I frequently walk past the girders and rising walls of the new home for the Contemporary Arts Center (CAC) at Sixth and Walnut streets downtown and wonder: What art will come to this new building?
It's been an invigorating year of museum construction locally. The Taft Museum of Art is expanding, while the Cincinnati Art Museum continues to renovate its former decorative arts galleries, period rooms and costume galleries into the Cincinnati Wing, 15 new galleries dedicated to local art.
With these three projects, Cincinnati will physically transform its visual art community. Clearly, our three art museums have one goal — to bring the best work to local audiences. With that agenda in mind, I can't stop thinking about two exhibitions I saw this summer.
At Columbus' Wexner Center for the Arts, curators Jeffrey Kipnis and Annetta Massie organized Mood River, a playful retrospective of consumer design in the late 20th century.
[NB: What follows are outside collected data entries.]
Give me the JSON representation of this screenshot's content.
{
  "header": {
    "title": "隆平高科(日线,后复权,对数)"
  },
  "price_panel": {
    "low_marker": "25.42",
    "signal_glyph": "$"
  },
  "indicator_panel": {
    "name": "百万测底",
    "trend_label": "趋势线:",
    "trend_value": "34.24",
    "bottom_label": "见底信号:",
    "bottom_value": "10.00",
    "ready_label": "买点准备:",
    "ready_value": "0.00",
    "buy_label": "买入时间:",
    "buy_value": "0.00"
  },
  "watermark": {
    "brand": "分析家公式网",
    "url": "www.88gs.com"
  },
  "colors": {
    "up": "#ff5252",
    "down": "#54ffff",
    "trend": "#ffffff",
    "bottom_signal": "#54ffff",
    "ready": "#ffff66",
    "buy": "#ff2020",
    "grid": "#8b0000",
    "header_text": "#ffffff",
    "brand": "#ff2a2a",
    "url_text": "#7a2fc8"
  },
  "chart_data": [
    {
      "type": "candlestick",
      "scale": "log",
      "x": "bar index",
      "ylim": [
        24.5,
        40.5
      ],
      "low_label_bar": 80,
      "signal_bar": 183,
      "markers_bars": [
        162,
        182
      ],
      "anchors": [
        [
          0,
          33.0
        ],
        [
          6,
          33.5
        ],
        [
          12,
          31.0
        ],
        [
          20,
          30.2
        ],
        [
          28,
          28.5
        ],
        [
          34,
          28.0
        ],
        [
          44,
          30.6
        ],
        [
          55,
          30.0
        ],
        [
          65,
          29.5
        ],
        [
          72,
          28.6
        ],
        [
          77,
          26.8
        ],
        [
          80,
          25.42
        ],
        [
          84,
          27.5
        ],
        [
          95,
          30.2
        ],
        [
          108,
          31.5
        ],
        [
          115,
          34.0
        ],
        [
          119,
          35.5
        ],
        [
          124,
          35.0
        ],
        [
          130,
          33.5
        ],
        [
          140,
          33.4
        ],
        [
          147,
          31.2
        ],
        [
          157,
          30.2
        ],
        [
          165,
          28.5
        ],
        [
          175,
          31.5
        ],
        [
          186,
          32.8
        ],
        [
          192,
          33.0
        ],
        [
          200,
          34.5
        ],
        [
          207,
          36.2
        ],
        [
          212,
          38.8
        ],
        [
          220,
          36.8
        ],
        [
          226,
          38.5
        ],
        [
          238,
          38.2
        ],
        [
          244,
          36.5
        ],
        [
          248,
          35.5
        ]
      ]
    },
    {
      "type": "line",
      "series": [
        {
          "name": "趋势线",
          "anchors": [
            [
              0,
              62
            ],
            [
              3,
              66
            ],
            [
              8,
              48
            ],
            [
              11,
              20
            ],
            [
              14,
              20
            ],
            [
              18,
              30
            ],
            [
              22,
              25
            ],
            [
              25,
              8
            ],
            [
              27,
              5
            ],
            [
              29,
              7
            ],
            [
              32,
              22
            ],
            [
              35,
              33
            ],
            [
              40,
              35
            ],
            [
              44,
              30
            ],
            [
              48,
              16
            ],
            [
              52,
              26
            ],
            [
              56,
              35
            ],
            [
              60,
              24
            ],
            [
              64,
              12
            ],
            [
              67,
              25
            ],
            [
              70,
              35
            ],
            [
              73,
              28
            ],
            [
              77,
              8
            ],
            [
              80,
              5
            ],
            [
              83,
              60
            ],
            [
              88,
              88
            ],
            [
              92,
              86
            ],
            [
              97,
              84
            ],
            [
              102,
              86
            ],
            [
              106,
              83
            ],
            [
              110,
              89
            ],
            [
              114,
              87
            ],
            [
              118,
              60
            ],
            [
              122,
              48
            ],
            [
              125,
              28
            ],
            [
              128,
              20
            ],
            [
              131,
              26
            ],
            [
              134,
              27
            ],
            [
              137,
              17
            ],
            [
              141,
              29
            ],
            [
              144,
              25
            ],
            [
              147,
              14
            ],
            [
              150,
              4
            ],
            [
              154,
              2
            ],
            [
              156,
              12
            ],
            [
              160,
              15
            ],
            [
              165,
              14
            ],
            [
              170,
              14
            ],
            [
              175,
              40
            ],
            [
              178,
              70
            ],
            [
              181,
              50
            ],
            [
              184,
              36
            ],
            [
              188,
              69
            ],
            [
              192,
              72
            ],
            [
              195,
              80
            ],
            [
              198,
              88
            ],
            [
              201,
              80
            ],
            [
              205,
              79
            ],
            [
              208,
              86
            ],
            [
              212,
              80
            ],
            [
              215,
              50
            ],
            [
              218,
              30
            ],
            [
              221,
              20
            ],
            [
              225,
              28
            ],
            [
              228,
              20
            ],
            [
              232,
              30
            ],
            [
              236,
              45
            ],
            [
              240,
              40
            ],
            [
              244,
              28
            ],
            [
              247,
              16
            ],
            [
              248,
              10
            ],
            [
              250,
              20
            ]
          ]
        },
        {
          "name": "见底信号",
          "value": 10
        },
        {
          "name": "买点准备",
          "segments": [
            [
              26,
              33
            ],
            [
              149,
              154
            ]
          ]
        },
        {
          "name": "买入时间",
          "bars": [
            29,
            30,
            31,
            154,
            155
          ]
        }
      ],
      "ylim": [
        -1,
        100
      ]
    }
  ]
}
Billed as a revisiting of Philip Johnson's 1934 Machine Art show at the Museum of Modern Art, Mood River grouped together handheld vacuum cleaners, toothbrushes, skateboards and furniture.
Basically, it was a celebration of our consumer age. Separately, these objects would be mundane, but grouped together, whether suspended from the gallery's ceiling to resemble a school of fish or twisted into an indoor cyclone, the installation manipulated them into something stunning.
Plastic chairs from designer Philippe Starck's Bubble Club Collection helped form a furniture waterfall cascading over a gallery wall. A large model of the U.S. Air Force's Stealth Fighter hung prominently from the ceiling. Works of painting, sculpture and architecture were interspersed among the electric shavers and ballpoint pens. In one gallery, the innovative clothing designs of Hussein Chalayan took center stage. "Table Skirt and Fin Pleat Top," a wooden skirt that actually unfolds into a small coffee table, generated laughs and awe.
Mood River shamelessly crossed borders into neighboring areas such as design, media and advertising. It became more than a broad overview of design. Colorful and exuberant, it was that rare art show that makes you smile.
Currently on view at the Art Institute of Chicago, Gerhard Richter: Forty Years of Painting, the first comprehensive exhibition of the 70-year-old German artist's paintings, makes its second stop in a four-city American tour. Richter isn't well-known to many Americans, but the show is significant just the same.
Its scope is immense, revealing the veteran artist's astounding volume of work, eclectic series of aesthetic styles and consistent beauty. It's been said that Richter's canvases stand up to the adventurous demands of conceptual art. Visited soon after seeing Mood River, I can say that these paintings are every bit as inventive and engaging as the Wexner Center's design show.
Like many blockbuster art shows, Gerhard Richter: Forty Years of Painting is a massive undertaking. Still, there are small, intimate moments of personal pleasure. "Betty," a 1988 canvas that shows a young woman staring away from the artist, her back arched slightly, best represents the photo-inspired realism that defines many of his paintings. "October 18, 1977," a cycle of 15 canvases based on Germany's Bader-Meinhof gang, a notorious terrorist group, pushes this photo-inspired realism into the realm of abstraction. In the process, Richter expands the visual palette of gray, black and white into its own solemn rainbow.
Richter's paintings are rigorous — so much so that the viewing experience can be emotionally demanding. As with many meaningful art experiences, it's hard to put into words my feelings about seeing this artwork grouped together for the first time. Simply put, I'd describe it as transcendent.
The one local exhibit that matched my experiences with Mood River and Gerhard Richter: Forty Years of Painting this summer was Tony Luensman's Irato, the site-specific acoustic installation created for the Weston Art Gallery. Gallery exhibitions are one thing, but a large museum show has the potential to transform a city and engage a wide public audience.
In Mood River, consumer items that are frequently considered trivial and kitsch were elevated to something noteworthy. Gerhard Richter: Forty Years of Painting, as serious-minded an exhibition as you'll ever see, showed how formal techniques and solemn subject matter can be the source for great beauty.
I don't know whether shows the caliber of Mood River and Gerhard Richter: Forty Years of Painting are destined for Cincinnati in the coming years, but I hope our local visual arts construction boom will have an impact. Brick and mortar is the natural first step.